Se dovessi accostare a una scena questo brano, forse sarebbe la scena di chiusura del film “I 400 colpi” di Truffaut. È una canzone che parla della nostalgia e dell’incertezza che si prova nel crescere, una storia che racconta la necessità di imparare a lasciare andare il passato e le cose che ci tengono ancorati ad esso per poter andare avanti e “volare” più leggeri in questo mondo. È sicuramente uno dei testi che ritengo più riusciti all’interno dell’album, i fiati inoltre riescono a dare un tocco di malinconia che caratterizza tutto l’accompagnamento.

 

Il Vento

Il Vento è stato un brano che ha avuto più forme musicali prima di arrivare al suo arrangiamento definitivo.
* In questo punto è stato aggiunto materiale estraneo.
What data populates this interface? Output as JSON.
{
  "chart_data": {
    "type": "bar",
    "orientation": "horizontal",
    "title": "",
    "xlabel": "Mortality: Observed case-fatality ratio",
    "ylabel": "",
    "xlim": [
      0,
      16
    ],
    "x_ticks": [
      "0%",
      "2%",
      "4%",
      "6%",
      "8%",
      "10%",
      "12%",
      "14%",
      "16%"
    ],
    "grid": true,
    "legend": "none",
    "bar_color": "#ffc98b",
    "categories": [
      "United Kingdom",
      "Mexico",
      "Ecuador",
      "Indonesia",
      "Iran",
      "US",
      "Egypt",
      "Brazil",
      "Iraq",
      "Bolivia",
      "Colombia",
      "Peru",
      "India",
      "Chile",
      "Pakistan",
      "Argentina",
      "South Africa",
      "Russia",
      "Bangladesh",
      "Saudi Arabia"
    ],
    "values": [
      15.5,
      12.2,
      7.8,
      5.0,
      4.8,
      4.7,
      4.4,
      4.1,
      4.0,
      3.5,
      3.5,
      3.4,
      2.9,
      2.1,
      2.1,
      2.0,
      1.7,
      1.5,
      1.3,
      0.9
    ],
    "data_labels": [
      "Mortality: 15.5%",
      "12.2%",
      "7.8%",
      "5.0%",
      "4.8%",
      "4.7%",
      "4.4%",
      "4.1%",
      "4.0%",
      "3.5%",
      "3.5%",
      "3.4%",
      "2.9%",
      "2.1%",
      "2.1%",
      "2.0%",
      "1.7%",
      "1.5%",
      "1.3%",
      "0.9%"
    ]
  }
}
Inizialmente ho avuto qualche difficoltà a trovare il vestito giusto per questa canzone, passando da chiavi totalmente acustiche ad alcune più fredde ed elettroniche. Grazie al cielo però l’intervento di Nicola Baronti, che ha curato la produzione del disco, è stato risolutivo in questo senso, ed è riuscito a dare al pezzo una sua forma molto coerente con il resto del materiale. Il finale del brano sicuramente è una delle parti musicali che funziona di più all’interno dell’album, con il sommarsi degli archi e dei fiati che si “rispondono” gli uni con gli altri. Il testo, sebbene possa comunque adattarsi piuttosto bene a storie comuni, trattava in origine di una prostituta che si ritrova sola in mezzo alla notte a “parlare” con il vento, lasciando che questo portasse via con sé i suoi pensieri e le sue paure.

 

Nello Spazio

David Bowie è stato per me un artista importantissimo, un punto di riferimento per quanto riguarda la creatività e la scrittura. In questo brano ho deciso di omaggiarlo raccontando un’altra odissea spaziale come metafora della depressione e dell’alienazione sociale. Il protagonista, oramai perso nel vuoto, prega per incontrare una “creatura strana” che possa tendergli la mano e salvarlo portandolo via con sé, lontano da ogni cosa. Fondamentalmente è il momento più “buio” del disco, un faccia a faccia con la paura della solitudine e del perdersi.

 

Domani

La fine del percorso, l’alba che nasce dopo il buio della notte. Domani è una sorta di ninna nanna che chiude il viaggio, nella quale si concentra tutto il significato dell’album. Vivere, nonostante le paure e le insicurezze affrontate, iniziando a capire che il futuro non è solo un concetto da temere bensì un’opportunità su cui scommettere, una responsabilità di cui ci dobbiamo far carico per resistere al presente insieme. Se la musica è stata ispirata dalle atmosfere di “Outside The Wall” dei Pink Floyd, il testo era in origine una lettera scritta per una persona a me cara, un incoraggiamento a vedere oltre il grigio e ricordarsi che al di là di esso c’è sempre, nascosto dalle nubi, un cielo azzurro.